I certainly wasn’t alone in my fandom; the packed house stuck through the midnight screening until well past 3a.m. for the cast and crew Q&A moderated by Tim Sullivan and sponsored by the fellas at IconsofFright.com.

Here are some anecdotes from the discussion. For a complete photo gallery from the event, click on the image below or right here!

William Ragsdale on working with Roddy McDowall: “There was no sense of Hi, you’re going to be working with me, Roddy McDowall. From the very beginning it was chummy and friendly, with a video camera on his shoulder shooting family movies the whole time while we [were shooting]. He was great and wonderful, very accessible.

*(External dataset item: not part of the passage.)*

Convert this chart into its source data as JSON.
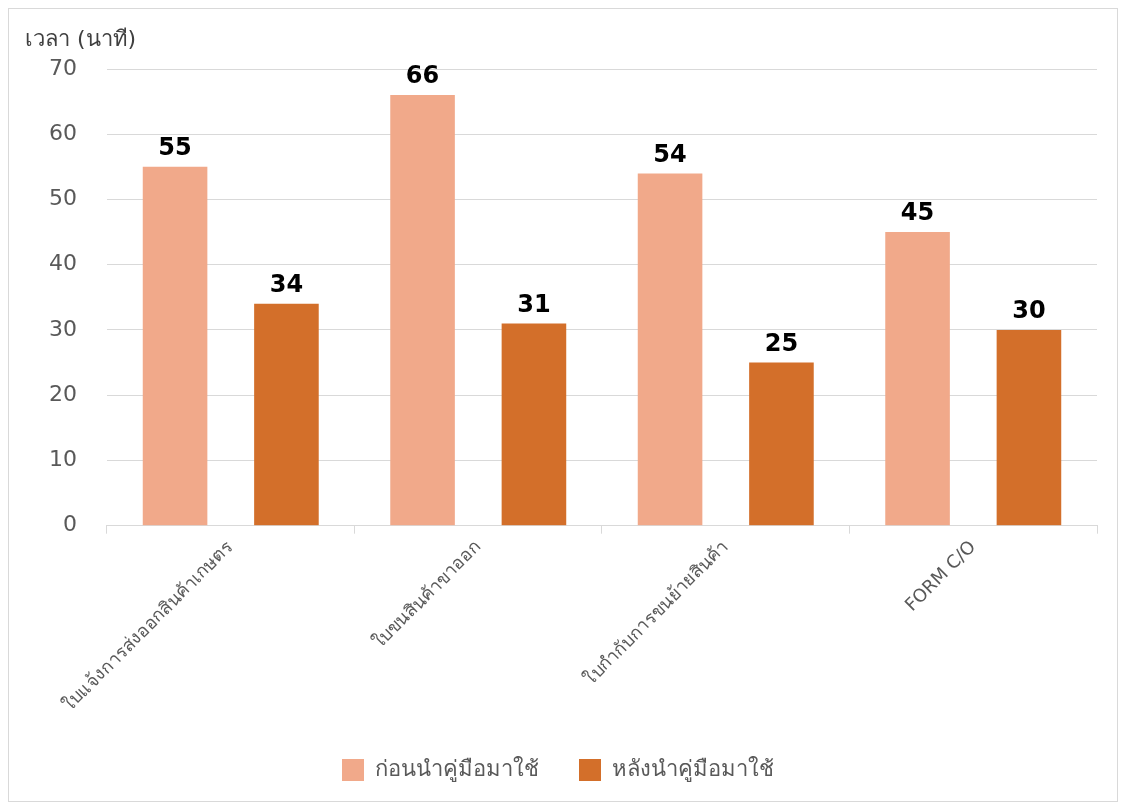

He was a good friend.”

Tom Holland on Roddy McDowall: “Roddy was a walking aural history of Hollywood. I had the extraordinary experience the last day MGM [studios] was in existence, Roddy walked me through the backlot – the now Sony studios – and took me through the underground passageways of where they still store the nitrate film and utility pipes. [He] described to me what movies happened on what sets, what affairs happened in what dressing rooms. He told me stories about the silent stars, he went to see the silent stars, he was visiting Mary Astor to the end. He had a love of the business and carried the decades inside of him. He was a child star at eight-years-old and he survived it somehow. My one regret is he would not write his autobiography, he wouldn’t because he knew where the bodies were buried. That he just couldn’t betray the confidences. He was a wonderful, sweet man who cared about other people in the business and gave a great deal of time. He also was a collector. The vampire hunting kit [in the movie], he saved that and that’s at Boston University. In a lot of ways, Roddy was the ultimate fan.”

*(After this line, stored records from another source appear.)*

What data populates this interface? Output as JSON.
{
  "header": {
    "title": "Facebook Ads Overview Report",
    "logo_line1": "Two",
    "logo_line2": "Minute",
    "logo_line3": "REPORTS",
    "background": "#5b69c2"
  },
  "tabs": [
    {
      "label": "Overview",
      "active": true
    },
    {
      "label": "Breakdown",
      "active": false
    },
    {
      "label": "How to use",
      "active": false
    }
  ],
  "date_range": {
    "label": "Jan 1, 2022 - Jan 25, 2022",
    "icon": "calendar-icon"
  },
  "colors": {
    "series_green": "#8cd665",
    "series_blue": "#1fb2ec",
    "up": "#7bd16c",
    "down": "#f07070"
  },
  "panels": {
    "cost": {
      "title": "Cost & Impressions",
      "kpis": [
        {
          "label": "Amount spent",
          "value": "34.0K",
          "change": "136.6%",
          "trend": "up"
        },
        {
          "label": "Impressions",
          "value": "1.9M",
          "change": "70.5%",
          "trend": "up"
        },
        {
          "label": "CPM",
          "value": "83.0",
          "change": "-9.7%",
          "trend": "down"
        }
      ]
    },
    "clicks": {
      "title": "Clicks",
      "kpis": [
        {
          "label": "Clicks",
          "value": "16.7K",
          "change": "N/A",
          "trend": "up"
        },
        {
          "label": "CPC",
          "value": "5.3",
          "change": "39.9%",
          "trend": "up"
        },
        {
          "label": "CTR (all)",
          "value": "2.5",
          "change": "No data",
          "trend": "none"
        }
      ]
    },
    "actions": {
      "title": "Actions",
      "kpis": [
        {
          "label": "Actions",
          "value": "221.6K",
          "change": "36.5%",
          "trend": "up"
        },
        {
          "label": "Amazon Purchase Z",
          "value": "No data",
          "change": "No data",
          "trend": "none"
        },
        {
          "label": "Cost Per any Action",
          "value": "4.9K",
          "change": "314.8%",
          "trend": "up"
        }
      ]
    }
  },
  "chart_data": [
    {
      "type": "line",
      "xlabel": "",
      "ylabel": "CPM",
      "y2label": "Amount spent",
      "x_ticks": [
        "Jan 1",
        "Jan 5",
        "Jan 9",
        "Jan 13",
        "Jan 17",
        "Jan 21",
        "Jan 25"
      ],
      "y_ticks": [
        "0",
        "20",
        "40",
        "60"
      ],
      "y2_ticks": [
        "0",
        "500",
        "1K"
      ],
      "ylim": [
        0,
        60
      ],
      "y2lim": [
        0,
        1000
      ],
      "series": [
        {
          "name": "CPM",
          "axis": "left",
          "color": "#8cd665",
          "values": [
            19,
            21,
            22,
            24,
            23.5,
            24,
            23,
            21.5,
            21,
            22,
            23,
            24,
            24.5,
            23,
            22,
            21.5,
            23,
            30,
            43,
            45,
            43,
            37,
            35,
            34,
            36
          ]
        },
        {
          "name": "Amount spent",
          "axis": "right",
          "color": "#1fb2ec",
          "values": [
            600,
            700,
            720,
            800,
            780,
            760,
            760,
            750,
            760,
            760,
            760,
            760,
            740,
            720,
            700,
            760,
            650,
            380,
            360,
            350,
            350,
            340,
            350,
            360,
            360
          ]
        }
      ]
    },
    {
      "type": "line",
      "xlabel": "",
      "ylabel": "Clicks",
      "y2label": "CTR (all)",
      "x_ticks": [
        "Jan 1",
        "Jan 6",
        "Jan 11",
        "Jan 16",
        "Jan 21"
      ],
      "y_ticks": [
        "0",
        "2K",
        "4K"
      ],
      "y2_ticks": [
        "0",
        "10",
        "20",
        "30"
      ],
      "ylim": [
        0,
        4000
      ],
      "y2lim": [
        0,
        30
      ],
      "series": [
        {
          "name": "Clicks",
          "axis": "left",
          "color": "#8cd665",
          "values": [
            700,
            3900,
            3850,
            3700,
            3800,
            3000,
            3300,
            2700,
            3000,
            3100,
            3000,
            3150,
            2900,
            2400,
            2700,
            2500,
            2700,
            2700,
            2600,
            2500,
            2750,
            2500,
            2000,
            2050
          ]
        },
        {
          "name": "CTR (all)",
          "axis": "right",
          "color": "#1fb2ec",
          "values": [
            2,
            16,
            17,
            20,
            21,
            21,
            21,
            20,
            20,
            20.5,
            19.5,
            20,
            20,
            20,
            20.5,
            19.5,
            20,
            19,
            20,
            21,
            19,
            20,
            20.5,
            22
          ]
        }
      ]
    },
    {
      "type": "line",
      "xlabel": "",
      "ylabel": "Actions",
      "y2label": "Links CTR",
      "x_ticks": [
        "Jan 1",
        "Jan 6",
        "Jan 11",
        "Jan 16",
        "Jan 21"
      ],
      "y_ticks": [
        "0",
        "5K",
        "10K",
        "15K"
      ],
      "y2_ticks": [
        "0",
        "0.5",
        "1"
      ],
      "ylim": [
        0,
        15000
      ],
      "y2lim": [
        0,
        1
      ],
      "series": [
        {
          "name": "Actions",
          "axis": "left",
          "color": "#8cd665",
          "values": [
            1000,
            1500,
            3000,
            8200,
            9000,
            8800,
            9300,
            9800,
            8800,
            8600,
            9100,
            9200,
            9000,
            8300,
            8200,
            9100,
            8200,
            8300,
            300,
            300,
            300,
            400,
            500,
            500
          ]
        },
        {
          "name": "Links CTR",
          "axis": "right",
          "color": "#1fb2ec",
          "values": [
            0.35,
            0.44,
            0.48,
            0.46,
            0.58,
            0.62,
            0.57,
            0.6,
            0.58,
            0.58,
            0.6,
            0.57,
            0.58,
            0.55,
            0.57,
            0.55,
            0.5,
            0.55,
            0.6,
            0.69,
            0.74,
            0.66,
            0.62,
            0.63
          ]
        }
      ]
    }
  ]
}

Randall William Cook on the “freebie”: “Tom came to me one day and said, Can you make a shark mouth on Amy? I said, Well, it’s not in the budget. And he said, Well, can you do it? I was a young kid, I didn’t give a damn, I was going to be doing something I wasn’t contracted to do and I wasn’t going to charge them, so I said sure. [The prosthetic] couldn’t be on for long because it couldn’t be very good, we were going to [shoot it] on Monday, it was Thursday now. [Tom said] it was only going to be a few frames. So I threw something together and worked all weekend for nothing. Not because I’m a good guy – I am [laughs] – because this is something you get excited about. We got this thing done and it was just passable. The forms were good, but the details were crap. But it wasn’t in a couple of frames! It’s on there for three-quarters of the movie. They put it on the f**kin’ poster. I just cringe when I see it. But, all in all we had fun.”

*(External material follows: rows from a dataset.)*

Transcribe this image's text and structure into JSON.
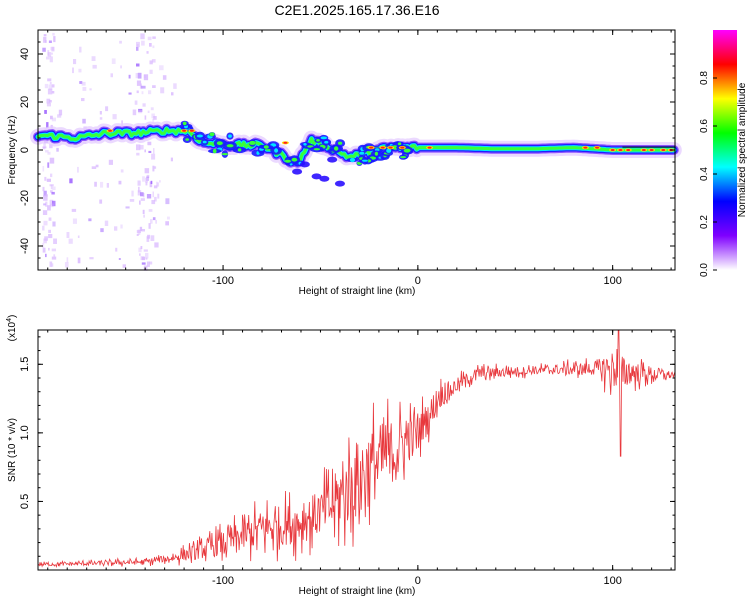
{
  "title": "C2E1.2025.165.17.36.E16",
  "chart_data": [
    {
      "type": "heatmap",
      "xlabel": "Height of straight line (km)",
      "ylabel": "Frequency (Hz)",
      "xlim": [
        -195,
        132
      ],
      "ylim": [
        -50,
        50
      ],
      "xticks": [
        -100,
        0,
        100
      ],
      "yticks": [
        -40,
        -20,
        0,
        20,
        40
      ],
      "ridge": [
        {
          "x": -190,
          "y": 6
        },
        {
          "x": -175,
          "y": 5
        },
        {
          "x": -160,
          "y": 7
        },
        {
          "x": -145,
          "y": 7
        },
        {
          "x": -130,
          "y": 8
        },
        {
          "x": -118,
          "y": 8
        },
        {
          "x": -110,
          "y": 3
        },
        {
          "x": -95,
          "y": 2
        },
        {
          "x": -80,
          "y": 2
        },
        {
          "x": -70,
          "y": -2
        },
        {
          "x": -62,
          "y": -6
        },
        {
          "x": -55,
          "y": 4
        },
        {
          "x": -45,
          "y": 1
        },
        {
          "x": -35,
          "y": -3
        },
        {
          "x": -25,
          "y": -1
        },
        {
          "x": -15,
          "y": 1
        },
        {
          "x": 0,
          "y": 1
        },
        {
          "x": 20,
          "y": 1
        },
        {
          "x": 40,
          "y": 0.5
        },
        {
          "x": 60,
          "y": 0.5
        },
        {
          "x": 80,
          "y": 1
        },
        {
          "x": 100,
          "y": 0
        },
        {
          "x": 132,
          "y": 0
        }
      ],
      "colorbar": {
        "label": "Normalized spectral amplitude",
        "ticks": [
          "0.0",
          "0.2",
          "0.4",
          "0.6",
          "0.8"
        ],
        "colors": [
          "#ffffff",
          "#7f00ff",
          "#0000ff",
          "#00ffff",
          "#00ff00",
          "#ffff00",
          "#ff0000",
          "#ff00ff"
        ]
      }
    },
    {
      "type": "line",
      "xlabel": "Height of straight line (km)",
      "ylabel": "SNR (10 * v/v)",
      "scale_label": "(x10",
      "scale_exp": "4",
      "scale_close": ")",
      "xlim": [
        -195,
        132
      ],
      "ylim": [
        0,
        17500
      ],
      "xticks": [
        -100,
        0,
        100
      ],
      "yticks": [
        0.5,
        1.0,
        1.5
      ],
      "yticklabels": [
        "0.5",
        "1.0",
        "1.5"
      ],
      "color": "#e8383d",
      "envelope": [
        {
          "x": -195,
          "y": 400
        },
        {
          "x": -160,
          "y": 500
        },
        {
          "x": -140,
          "y": 600
        },
        {
          "x": -125,
          "y": 900
        },
        {
          "x": -110,
          "y": 1500
        },
        {
          "x": -95,
          "y": 2200
        },
        {
          "x": -80,
          "y": 3000
        },
        {
          "x": -60,
          "y": 3500
        },
        {
          "x": -45,
          "y": 4500
        },
        {
          "x": -35,
          "y": 6000
        },
        {
          "x": -25,
          "y": 7500
        },
        {
          "x": -15,
          "y": 8500
        },
        {
          "x": -5,
          "y": 9500
        },
        {
          "x": 5,
          "y": 11000
        },
        {
          "x": 10,
          "y": 12500
        },
        {
          "x": 20,
          "y": 13500
        },
        {
          "x": 30,
          "y": 14300
        },
        {
          "x": 50,
          "y": 14500
        },
        {
          "x": 70,
          "y": 14600
        },
        {
          "x": 90,
          "y": 14700
        },
        {
          "x": 100,
          "y": 14600
        },
        {
          "x": 110,
          "y": 14400
        },
        {
          "x": 132,
          "y": 14200
        }
      ],
      "noise": [
        {
          "x": -195,
          "a": 200
        },
        {
          "x": -130,
          "a": 400
        },
        {
          "x": -110,
          "a": 1200
        },
        {
          "x": -80,
          "a": 2500
        },
        {
          "x": -50,
          "a": 3000
        },
        {
          "x": -30,
          "a": 5500
        },
        {
          "x": -15,
          "a": 4500
        },
        {
          "x": 0,
          "a": 2500
        },
        {
          "x": 20,
          "a": 900
        },
        {
          "x": 60,
          "a": 500
        },
        {
          "x": 90,
          "a": 900
        },
        {
          "x": 100,
          "a": 2600
        },
        {
          "x": 110,
          "a": 1500
        },
        {
          "x": 132,
          "a": 400
        }
      ],
      "minimum": {
        "x": 104,
        "y": 8300
      },
      "peak": {
        "x": 103,
        "y": 17500
      }
    }
  ]
}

William Ragsdale on rumors of him injuring his ankle on set: “Not true, I broke my foot. Christmas Eve. We had shot all of the exterior stuff and were wrapping up for the day on Christmas Eve and Tom thought I could run down the stairs a little faster so he said, Let’s try this one more time and just really fly down the stairs. So I did and I fell. My ankle was swelling up a little bit, I got up on it and I thought I sprained my ankle. The sound guy came over and said, No, no…it’s a break. He played it back and you can hear it on the soundtrack snapping. You can tell in a lot of the interior scenes with my mom when I’m running out of the bedroom, I fall out of frame, that’s what that is.”

William Ragsdale on Fright Night Part 2: “We did it. [laughs] It was a couple of years later and Roddy and I were the only people who came back for that. It was interesting, but it wasn’t the original, it didn’t have quite the rapport of the actors at all. You can feel we were doing something different. It’s okay in its way, but it doesn’t stand up to the original. It was fun, and it was nice being offered a job as opposed to having to try and get one.”